LITTLE GRAND RAPIDS, Man. — A woman on a night-time walk was attacked and killed by a large group of stray dogs in a remote Manitoba First Nation, RCMP said Monday.
The attack in Little Grand Rapids, a fly-in settlement 300 kilometres northeast of Winnipeg, renewed concerns about the dangers of dogs left to roam small communities in the north.
RCMP said in a news release that they received a report on Saturday that the body of a woman had been found at a construction site.
“The initial investigation has determined that a 24-year-old female from Little Grand Rapids First Nation was on her way home from another residence in the early hours of Saturday morning when she was attacked by a large group of stray dogs,” the release said.
“The victim succumbed to her injuries sustained during the attack.”
Chief Roy Dunsford told CTV News the woman’s body was found surrounded by about 30 dogs. He said one of the dogs has been put down.
RCMP did not name the woman, but she was identified by several media outlets and the Southern Chiefs Organization, which represents First Nations across southern Manitoba, as Donnelly Rose Eaglestick.
“She will always be remembered as a loving, caring mother and a person of great character,” read a message on the organization’s Facebook page.
Dozens of people from the First Nation gathered Sunday night at a candlelight vigil to remember the young mother.
“Donnelly was a happy person,” Doris Mayham, Eaglestick’s aunt told CTV. “She was loving and caring to her six-year-old little girl.”

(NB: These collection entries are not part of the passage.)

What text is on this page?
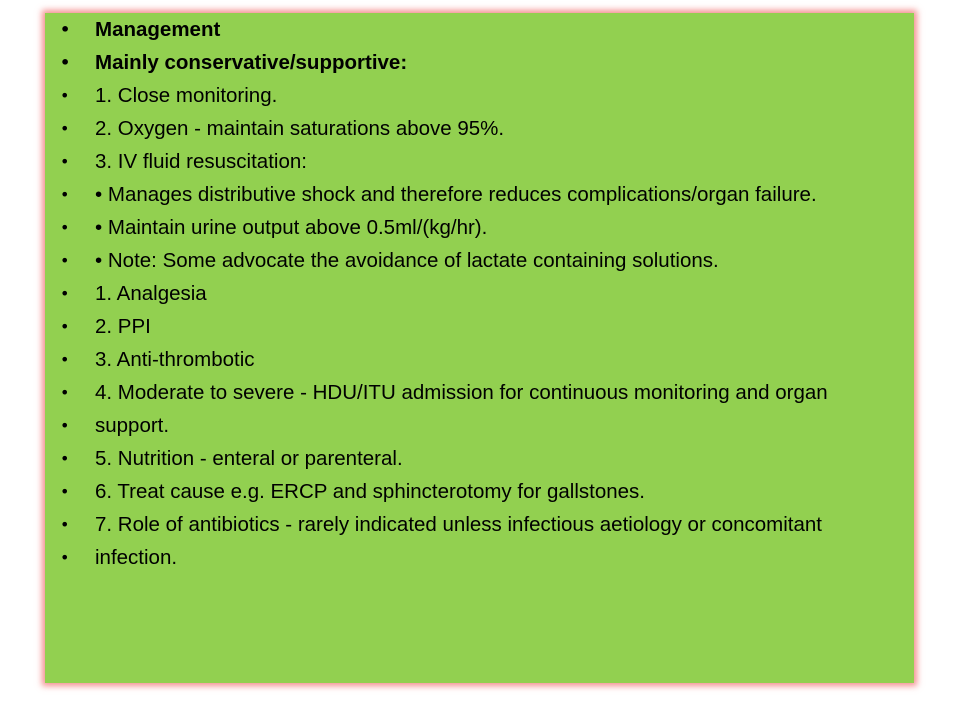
• Management
• Mainly conservative/supportive:
• 1. Close monitoring.
• 2. Oxygen - maintain saturations above 95%.
• 3. IV fluid resuscitation:
• • Manages distributive shock and therefore reduces complications/organ failure.
• • Maintain urine output above 0.5ml/(kg/hr).
• • Note: Some advocate the avoidance of lactate containing solutions.
• 1. Analgesia
• 2. PPI
• 3. Anti-thrombotic
• 4. Moderate to severe - HDU/ITU admission for continuous monitoring and organ
• support.
• 5. Nutrition - enteral or parenteral.
• 6. Treat cause e.g. ERCP and sphincterotomy for gallstones.
• 7. Role of antibiotics - rarely indicated unless infectious aetiology or concomitant
• infection.
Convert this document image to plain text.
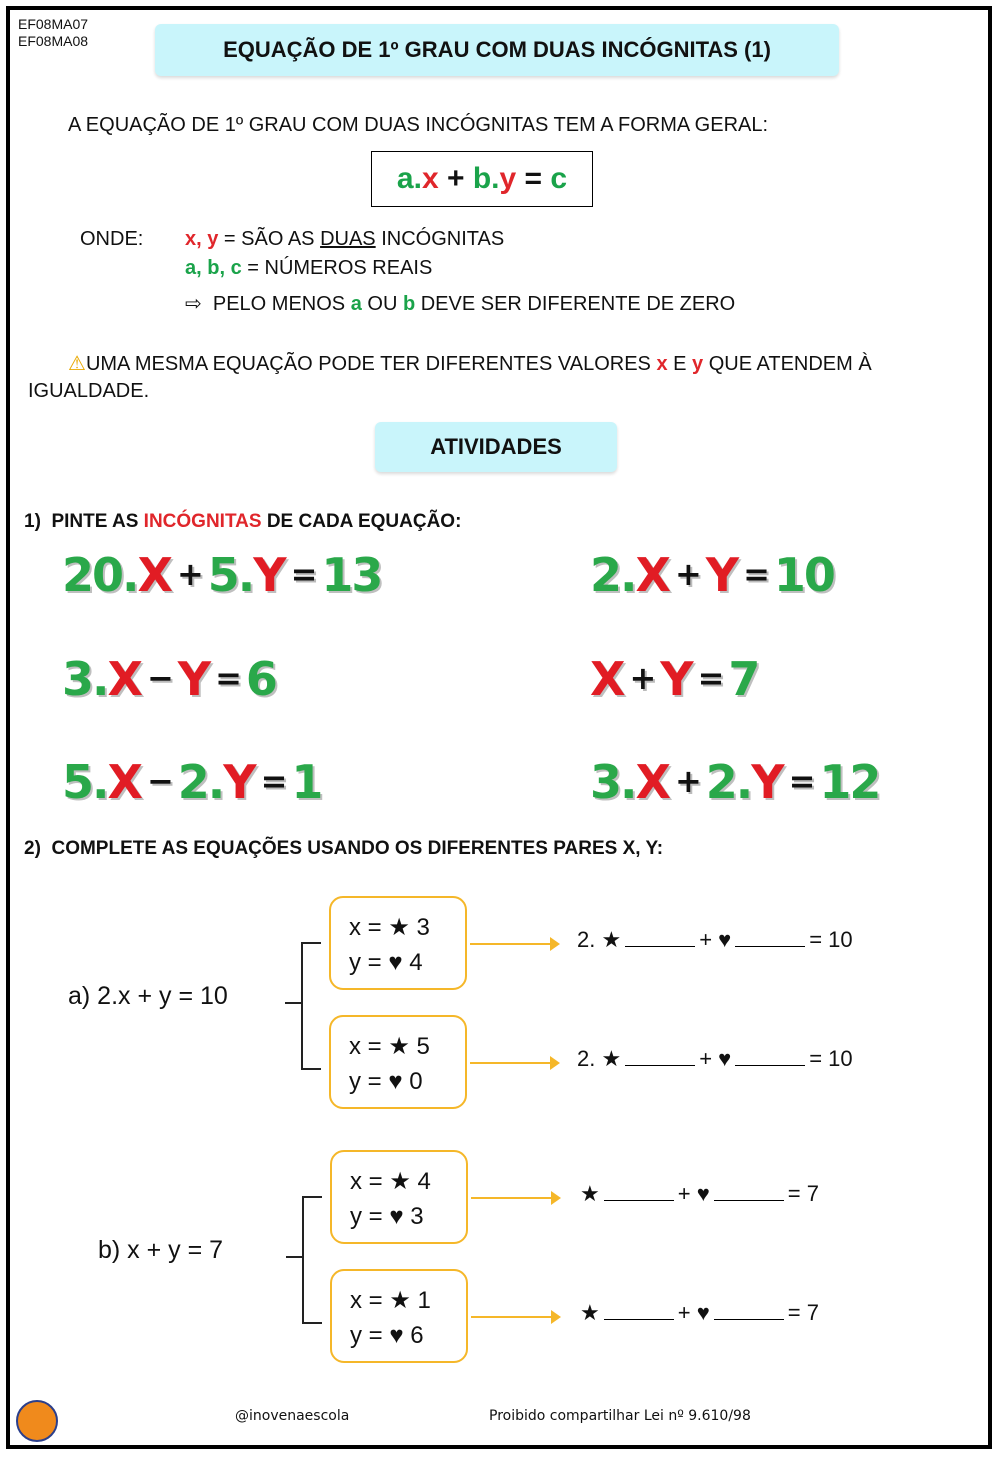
EF08MA07
EF08MA08	EQUAÇÃO DE 1º GRAU COM DUAS INCÓGNITAS (1)
A EQUAÇÃO DE 1º GRAU COM DUAS INCÓGNITAS TEM A FORMA GERAL:
a . x + b . y = c
ONDE: x, y = SÃO AS DUAS INCÓGNITAS
a, b, c = NÚMEROS REAIS
⇨  PELO MENOS a OU b DEVE SER DIFERENTE DE ZERO
⚠UMA MESMA EQUAÇÃO PODE TER DIFERENTES VALORES x E y QUE ATENDEM À
IGUALDADE.
ATIVIDADES
1) PINTE AS INCÓGNITAS DE CADA EQUAÇÃO:
20.X + 5.Y = 13	2.X + Y = 10
3.X − Y = 6	X + Y = 7
5.X − 2.Y = 1	3.X + 2.Y = 12
2) COMPLETE AS EQUAÇÕES USANDO OS DIFERENTES PARES X, Y:
a) 2.x + y = 10
x = ★ 3
y = ♥ 4
2. ★	+ ♥	= 10
x = ★ 5
y = ♥ 0
2. ★	+ ♥	= 10
b) x + y = 7
x = ★ 4
y = ♥ 3
★	+ ♥	= 7
x = ★ 1
y = ♥ 6
★	+ ♥	= 7
@inovenaescola	Proibido compartilhar Lei nº 9.610/98
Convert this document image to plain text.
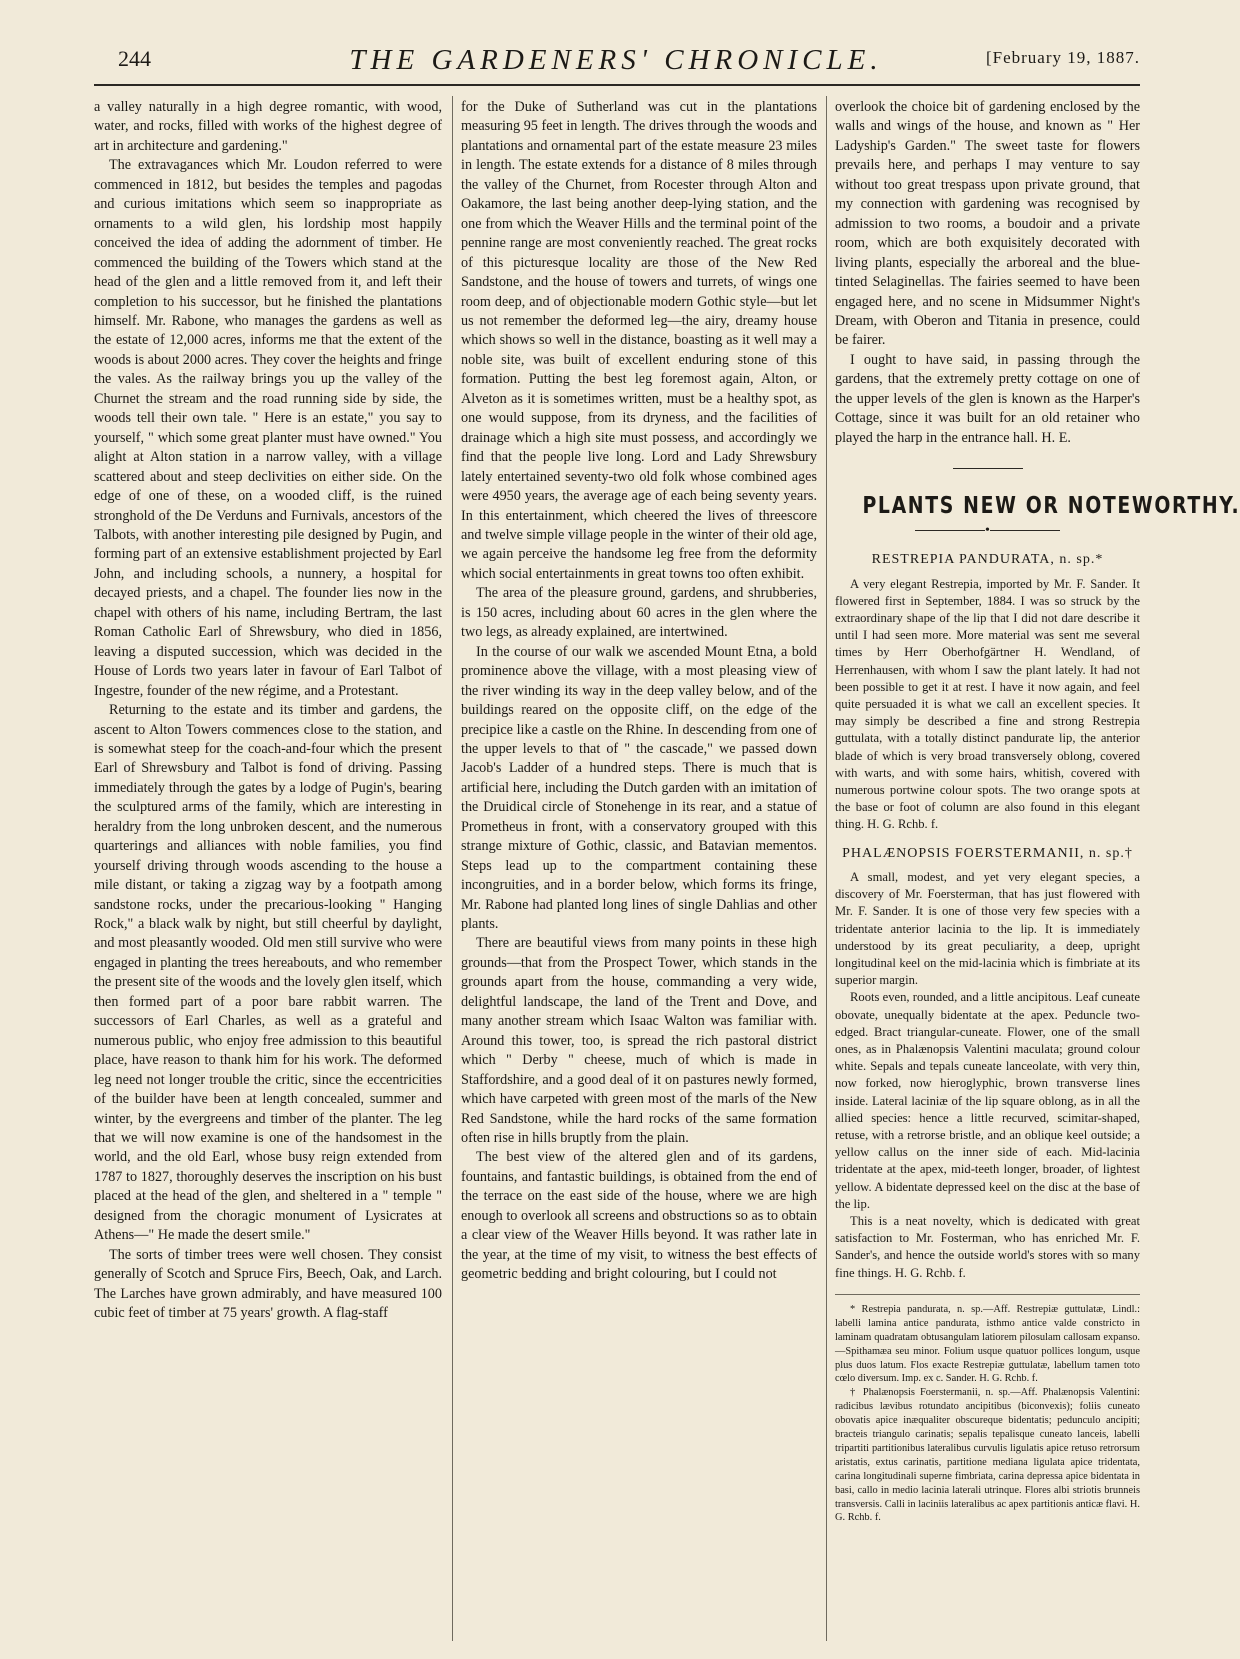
244	THE GARDENERS' CHRONICLE.	[February 19, 1887.

a valley naturally in a high degree romantic, with wood, water, and rocks, filled with works of the highest degree of art in architecture and gardening."

The extravagances which Mr. Loudon referred to were commenced in 1812, but besides the temples and pagodas and curious imitations which seem so inappropriate as ornaments to a wild glen, his lordship most happily conceived the idea of adding the adornment of timber. He commenced the building of the Towers which stand at the head of the glen and a little removed from it, and left their completion to his successor, but he finished the plantations himself. Mr. Rabone, who manages the gardens as well as the estate of 12,000 acres, informs me that the extent of the woods is about 2000 acres. They cover the heights and fringe the vales. As the railway brings you up the valley of the Churnet the stream and the road running side by side, the woods tell their own tale. " Here is an estate," you say to yourself, " which some great planter must have owned." You alight at Alton station in a narrow valley, with a village scattered about and steep declivities on either side. On the edge of one of these, on a wooded cliff, is the ruined stronghold of the De Verduns and Furnivals, ancestors of the Talbots, with another interesting pile designed by Pugin, and forming part of an extensive establishment projected by Earl John, and including schools, a nunnery, a hospital for decayed priests, and a chapel. The founder lies now in the chapel with others of his name, including Bertram, the last Roman Catholic Earl of Shrewsbury, who died in 1856, leaving a disputed succession, which was decided in the House of Lords two years later in favour of Earl Talbot of Ingestre, founder of the new régime, and a Protestant.

Returning to the estate and its timber and gardens, the ascent to Alton Towers commences close to the station, and is somewhat steep for the coach-and-four which the present Earl of Shrewsbury and Talbot is fond of driving. Passing immediately through the gates by a lodge of Pugin's, bearing the sculptured arms of the family, which are interesting in heraldry from the long unbroken descent, and the numerous quarterings and alliances with noble families, you find yourself driving through woods ascending to the house a mile distant, or taking a zigzag way by a footpath among sandstone rocks, under the precarious-looking " Hanging Rock," a black walk by night, but still cheerful by daylight, and most pleasantly wooded. Old men still survive who were engaged in planting the trees hereabouts, and who remember the present site of the woods and the lovely glen itself, which then formed part of a poor bare rabbit warren. The successors of Earl Charles, as well as a grateful and numerous public, who enjoy free admission to this beautiful place, have reason to thank him for his work. The deformed leg need not longer trouble the critic, since the eccentricities of the builder have been at length concealed, summer and winter, by the evergreens and timber of the planter. The leg that we will now examine is one of the handsomest in the world, and the old Earl, whose busy reign extended from 1787 to 1827, thoroughly deserves the inscription on his bust placed at the head of the glen, and sheltered in a " temple " designed from the choragic monument of Lysicrates at Athens—" He made the desert smile."

The sorts of timber trees were well chosen. They consist generally of Scotch and Spruce Firs, Beech, Oak, and Larch. The Larches have grown admirably, and have measured 100 cubic feet of timber at 75 years' growth. A flag-staff

for the Duke of Sutherland was cut in the plantations measuring 95 feet in length. The drives through the woods and plantations and ornamental part of the estate measure 23 miles in length. The estate extends for a distance of 8 miles through the valley of the Churnet, from Rocester through Alton and Oakamore, the last being another deep-lying station, and the one from which the Weaver Hills and the terminal point of the pennine range are most conveniently reached. The great rocks of this picturesque locality are those of the New Red Sandstone, and the house of towers and turrets, of wings one room deep, and of objectionable modern Gothic style—but let us not remember the deformed leg—the airy, dreamy house which shows so well in the distance, boasting as it well may a noble site, was built of excellent enduring stone of this formation. Putting the best leg foremost again, Alton, or Alveton as it is sometimes written, must be a healthy spot, as one would suppose, from its dryness, and the facilities of drainage which a high site must possess, and accordingly we find that the people live long. Lord and Lady Shrewsbury lately entertained seventy-two old folk whose combined ages were 4950 years, the average age of each being seventy years. In this entertainment, which cheered the lives of threescore and twelve simple village people in the winter of their old age, we again perceive the handsome leg free from the deformity which social entertainments in great towns too often exhibit.

The area of the pleasure ground, gardens, and shrubberies, is 150 acres, including about 60 acres in the glen where the two legs, as already explained, are intertwined.

In the course of our walk we ascended Mount Etna, a bold prominence above the village, with a most pleasing view of the river winding its way in the deep valley below, and of the buildings reared on the opposite cliff, on the edge of the precipice like a castle on the Rhine. In descending from one of the upper levels to that of " the cascade," we passed down Jacob's Ladder of a hundred steps. There is much that is artificial here, including the Dutch garden with an imitation of the Druidical circle of Stonehenge in its rear, and a statue of Prometheus in front, with a conservatory grouped with this strange mixture of Gothic, classic, and Batavian mementos. Steps lead up to the compartment containing these incongruities, and in a border below, which forms its fringe, Mr. Rabone had planted long lines of single Dahlias and other plants.

There are beautiful views from many points in these high grounds—that from the Prospect Tower, which stands in the grounds apart from the house, commanding a very wide, delightful landscape, the land of the Trent and Dove, and many another stream which Isaac Walton was familiar with. Around this tower, too, is spread the rich pastoral district which " Derby " cheese, much of which is made in Staffordshire, and a good deal of it on pastures newly formed, which have carpeted with green most of the marls of the New Red Sandstone, while the hard rocks of the same formation often rise in hills bruptly from the plain.

The best view of the altered glen and of its gardens, fountains, and fantastic buildings, is obtained from the end of the terrace on the east side of the house, where we are high enough to overlook all screens and obstructions so as to obtain a clear view of the Weaver Hills beyond. It was rather late in the year, at the time of my visit, to witness the best effects of geometric bedding and bright colouring, but I could not

overlook the choice bit of gardening enclosed by the walls and wings of the house, and known as " Her Ladyship's Garden." The sweet taste for flowers prevails here, and perhaps I may venture to say without too great trespass upon private ground, that my connection with gardening was recognised by admission to two rooms, a boudoir and a private room, which are both exquisitely decorated with living plants, especially the arboreal and the blue-tinted Selaginellas. The fairies seemed to have been engaged here, and no scene in Midsummer Night's Dream, with Oberon and Titania in presence, could be fairer.

I ought to have said, in passing through the gardens, that the extremely pretty cottage on one of the upper levels of the glen is known as the Harper's Cottage, since it was built for an old retainer who played the harp in the entrance hall. H. E.

PLANTS NEW OR NOTEWORTHY.
•
RESTREPIA PANDURATA, n. sp.*

A very elegant Restrepia, imported by Mr. F. Sander. It flowered first in September, 1884. I was so struck by the extraordinary shape of the lip that I did not dare describe it until I had seen more. More material was sent me several times by Herr Oberhofgärtner H. Wendland, of Herrenhausen, with whom I saw the plant lately. It had not been possible to get it at rest. I have it now again, and feel quite persuaded it is what we call an excellent species. It may simply be described a fine and strong Restrepia guttulata, with a totally distinct pandurate lip, the anterior blade of which is very broad transversely oblong, covered with warts, and with some hairs, whitish, covered with numerous portwine colour spots. The two orange spots at the base or foot of column are also found in this elegant thing. H. G. Rchb. f.

PHALÆNOPSIS FOERSTERMANII, n. sp.†

A small, modest, and yet very elegant species, a discovery of Mr. Foersterman, that has just flowered with Mr. F. Sander. It is one of those very few species with a tridentate anterior lacinia to the lip. It is immediately understood by its great peculiarity, a deep, upright longitudinal keel on the mid-lacinia which is fimbriate at its superior margin.

Roots even, rounded, and a little ancipitous. Leaf cuneate obovate, unequally bidentate at the apex. Peduncle two-edged. Bract triangular-cuneate. Flower, one of the small ones, as in Phalænopsis Valentini maculata; ground colour white. Sepals and tepals cuneate lanceolate, with very thin, now forked, now hieroglyphic, brown transverse lines inside. Lateral laciniæ of the lip square oblong, as in all the allied species: hence a little recurved, scimitar-shaped, retuse, with a retrorse bristle, and an oblique keel outside; a yellow callus on the inner side of each. Mid-lacinia tridentate at the apex, mid-teeth longer, broader, of lightest yellow. A bidentate depressed keel on the disc at the base of the lip.

This is a neat novelty, which is dedicated with great satisfaction to Mr. Fosterman, who has enriched Mr. F. Sander's, and hence the outside world's stores with so many fine things. H. G. Rchb. f.

* Restrepia pandurata, n. sp.—Aff. Restrepiæ guttulatæ, Lindl.: labelli lamina antice pandurata, isthmo antice valde constricto in laminam quadratam obtusangulam latiorem pilosulam callosam expanso.—Spithamæa seu minor. Folium usque quatuor pollices longum, usque plus duos latum. Flos exacte Restrepiæ guttulatæ, labellum tamen toto cœlo diversum. Imp. ex c. Sander. H. G. Rchb. f.

† Phalænopsis Foerstermanii, n. sp.—Aff. Phalænopsis Valentini: radicibus lævibus rotundato ancipitibus (biconvexis); foliis cuneato obovatis apice inæqualiter obscureque bidentatis; pedunculo ancipiti; bracteis triangulo carinatis; sepalis tepalisque cuneato lanceis, labelli tripartiti partitionibus lateralibus curvulis ligulatis apice retuso retrorsum aristatis, extus carinatis, partitione mediana ligulata apice tridentata, carina longitudinali superne fimbriata, carina depressa apice bidentata in basi, callo in medio lacinia laterali utrinque. Flores albi striotis brunneis transversis. Calli in laciniis lateralibus ac apex partitionis anticæ flavi. H. G. Rchb. f.
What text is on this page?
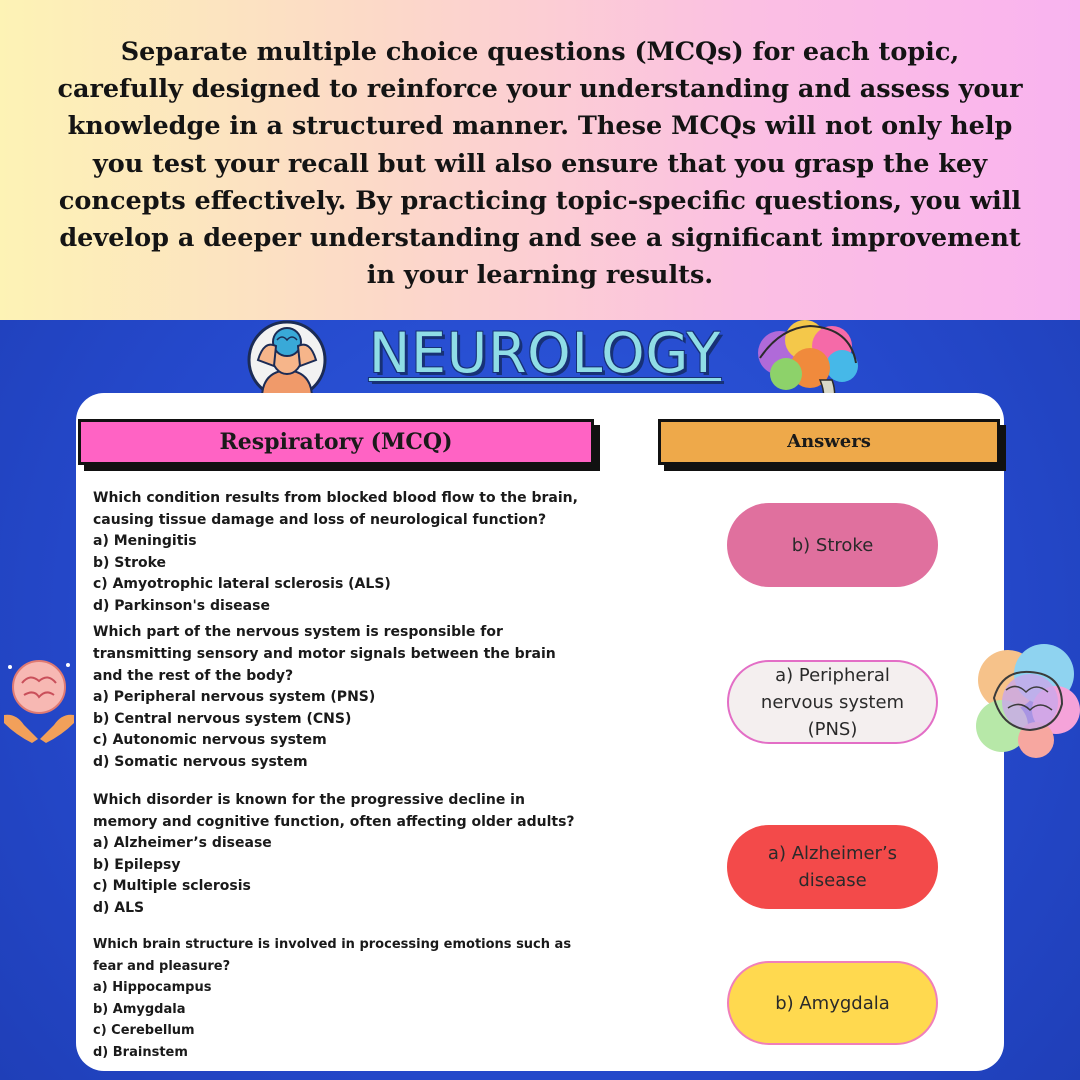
Separate multiple choice questions (MCQs) for each topic, carefully designed to reinforce your understanding and assess your knowledge in a structured manner. These MCQs will not only help you test your recall but will also ensure that you grasp the key concepts effectively. By practicing topic-specific questions, you will develop a deeper understanding and see a significant improvement in your learning results.

NEUROLOGY
Respiratory (MCQ)	Answers
Which condition results from blocked blood flow to the brain, causing tissue damage and loss of neurological function?
a) Meningitis
b) Stroke
c) Amyotrophic lateral sclerosis (ALS)
d) Parkinson's disease
Which part of the nervous system is responsible for transmitting sensory and motor signals between the brain and the rest of the body?
a) Peripheral nervous system (PNS)
b) Central nervous system (CNS)
c) Autonomic nervous system
d) Somatic nervous system
Which disorder is known for the progressive decline in memory and cognitive function, often affecting older adults?
a) Alzheimer’s disease
b) Epilepsy
c) Multiple sclerosis
d) ALS
Which brain structure is involved in processing emotions such as fear and pleasure?
a) Hippocampus
b) Amygdala
c) Cerebellum
d) Brainstem
b) Stroke
a) Peripheral nervous system (PNS)
a) Alzheimer’s disease
b) Amygdala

Stray dogs have long been a problem on remote reserves across the Prairies and have killed some people. In 2007, a five-year-old boy died after being attacked outside his home on the Cumberland House reserve in northeastern Saskatchewan.
Communities sometimes organize culls to reduce the population, and animal rescue groups try to find new homes for strays in the south.
Katie Powell, head of the non-profit Save A Dog Network Canada, said her group relocates 40 to 50 dogs a month from the north. Poverty, long absences by owners and a lack of veterinary services all lead to dogs being left to run loose, Powell said.
“We use the term loosely owned,” she said.
Left to fend for themselves, dogs gather in packs to breed and search for food.
Powell would like to see more veterinary services in remote communities and more awareness about the dangers of letting dogs roam free.
“We need to educate the community members. We need to provide the resources and … there needs to be long-term support for community members.”